Bankruptcy Case Alert: Maxus Energy Corporation, et al.
Two recent decisions from Chief Judge Christopher Sontchi in Maxus Energy serve as a cautionary tale about the potential waiver of privilege when individuals are officers or directors of both the debtor and its non-debtor parent.
In Maxus, the liquidating trust (the “Trust”) brought an action against the debtor’s corporate parent (“YPF”) and sought the production of documents that YPF had shared prepetition with individuals who simultaneously served as employees of YPF and its debtor subsidiary (“Maxus”). According to Judge Sontchi, YPF failed to show that these individuals received the documents solely in their capacity as YPF employees, and thus, privilege was waived.
YPF produced the documents but then sought to claw back two of them, arguing that the YPF employee who received them was a director of Maxus, not an employee. Judge Sontchi rejected this as a distinction without a difference: the individual was still a fiduciary of Maxus.

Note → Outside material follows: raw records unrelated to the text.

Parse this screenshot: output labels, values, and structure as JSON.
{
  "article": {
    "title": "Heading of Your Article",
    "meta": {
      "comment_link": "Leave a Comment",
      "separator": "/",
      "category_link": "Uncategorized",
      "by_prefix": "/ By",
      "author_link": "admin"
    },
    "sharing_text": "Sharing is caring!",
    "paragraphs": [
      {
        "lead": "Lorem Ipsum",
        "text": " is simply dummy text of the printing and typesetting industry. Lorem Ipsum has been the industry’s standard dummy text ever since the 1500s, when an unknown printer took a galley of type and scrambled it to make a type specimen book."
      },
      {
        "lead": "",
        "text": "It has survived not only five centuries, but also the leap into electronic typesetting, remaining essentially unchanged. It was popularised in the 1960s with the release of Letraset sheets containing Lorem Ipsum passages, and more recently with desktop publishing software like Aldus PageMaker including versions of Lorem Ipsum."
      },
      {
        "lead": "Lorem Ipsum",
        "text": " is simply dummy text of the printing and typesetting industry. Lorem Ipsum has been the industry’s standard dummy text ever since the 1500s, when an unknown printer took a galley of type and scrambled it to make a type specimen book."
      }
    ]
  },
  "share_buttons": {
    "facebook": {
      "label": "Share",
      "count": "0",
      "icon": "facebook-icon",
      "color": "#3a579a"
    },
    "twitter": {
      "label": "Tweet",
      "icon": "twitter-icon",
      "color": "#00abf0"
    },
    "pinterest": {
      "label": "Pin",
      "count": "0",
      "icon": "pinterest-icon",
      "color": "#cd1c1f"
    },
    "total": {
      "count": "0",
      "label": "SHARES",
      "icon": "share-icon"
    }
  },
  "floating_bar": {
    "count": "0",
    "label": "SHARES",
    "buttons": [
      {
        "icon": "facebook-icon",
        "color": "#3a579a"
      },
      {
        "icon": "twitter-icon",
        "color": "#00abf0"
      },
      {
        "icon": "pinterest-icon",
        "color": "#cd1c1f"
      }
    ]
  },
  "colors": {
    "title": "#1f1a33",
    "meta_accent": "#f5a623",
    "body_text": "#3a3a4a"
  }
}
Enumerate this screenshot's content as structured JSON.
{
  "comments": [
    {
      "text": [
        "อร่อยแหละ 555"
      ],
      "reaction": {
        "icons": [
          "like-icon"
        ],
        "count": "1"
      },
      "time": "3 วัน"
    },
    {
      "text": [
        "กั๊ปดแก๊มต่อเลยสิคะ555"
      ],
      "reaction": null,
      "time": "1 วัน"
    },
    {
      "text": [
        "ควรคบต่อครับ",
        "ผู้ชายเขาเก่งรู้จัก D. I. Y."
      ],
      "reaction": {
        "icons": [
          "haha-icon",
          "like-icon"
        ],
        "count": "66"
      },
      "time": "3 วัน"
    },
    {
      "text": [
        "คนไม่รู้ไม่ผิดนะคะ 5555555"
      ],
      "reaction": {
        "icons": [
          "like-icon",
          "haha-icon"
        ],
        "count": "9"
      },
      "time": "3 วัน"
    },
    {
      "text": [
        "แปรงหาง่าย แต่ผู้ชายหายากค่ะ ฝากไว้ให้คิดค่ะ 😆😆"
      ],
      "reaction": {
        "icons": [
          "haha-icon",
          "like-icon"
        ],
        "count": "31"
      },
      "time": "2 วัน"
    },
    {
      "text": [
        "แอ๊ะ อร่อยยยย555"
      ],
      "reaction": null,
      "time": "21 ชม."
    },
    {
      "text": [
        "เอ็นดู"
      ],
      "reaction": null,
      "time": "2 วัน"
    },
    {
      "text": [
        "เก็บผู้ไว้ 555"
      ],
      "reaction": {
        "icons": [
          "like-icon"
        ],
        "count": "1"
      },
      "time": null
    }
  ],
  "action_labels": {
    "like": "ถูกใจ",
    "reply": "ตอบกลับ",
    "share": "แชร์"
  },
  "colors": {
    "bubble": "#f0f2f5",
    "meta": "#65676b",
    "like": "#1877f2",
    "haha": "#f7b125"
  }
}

One of the documents that YPF sought to claw back was an “Executive Summary” of a separate memo that had itself never been shared with Maxus. The Trust sought production of the memo on a theory of subject-matter waiver, based on YPF's disclosure of the Executive Summary to the Maxus employee. YPF responded that production would be premature because it was seeking interlocutory appeal of the prior ruling. After reviewing the documents in camera, Judge Sontchi found subject-matter waiver. The Executive Summary was taken virtually word for word from the memo, and the memo elaborated on the facts and issues in the Executive Summary. Judge Sontchi also ruled that production was not premature: there was no assurance that the interlocutory appeal would be allowed, and YPF could claw the memo back if the court were reversed.
In short, as shown in Maxus Energy, counsel would do well to be mindful of the privilege pitfalls that may await in a bankruptcy case when corporate executives are shared across multiple entities prepetition.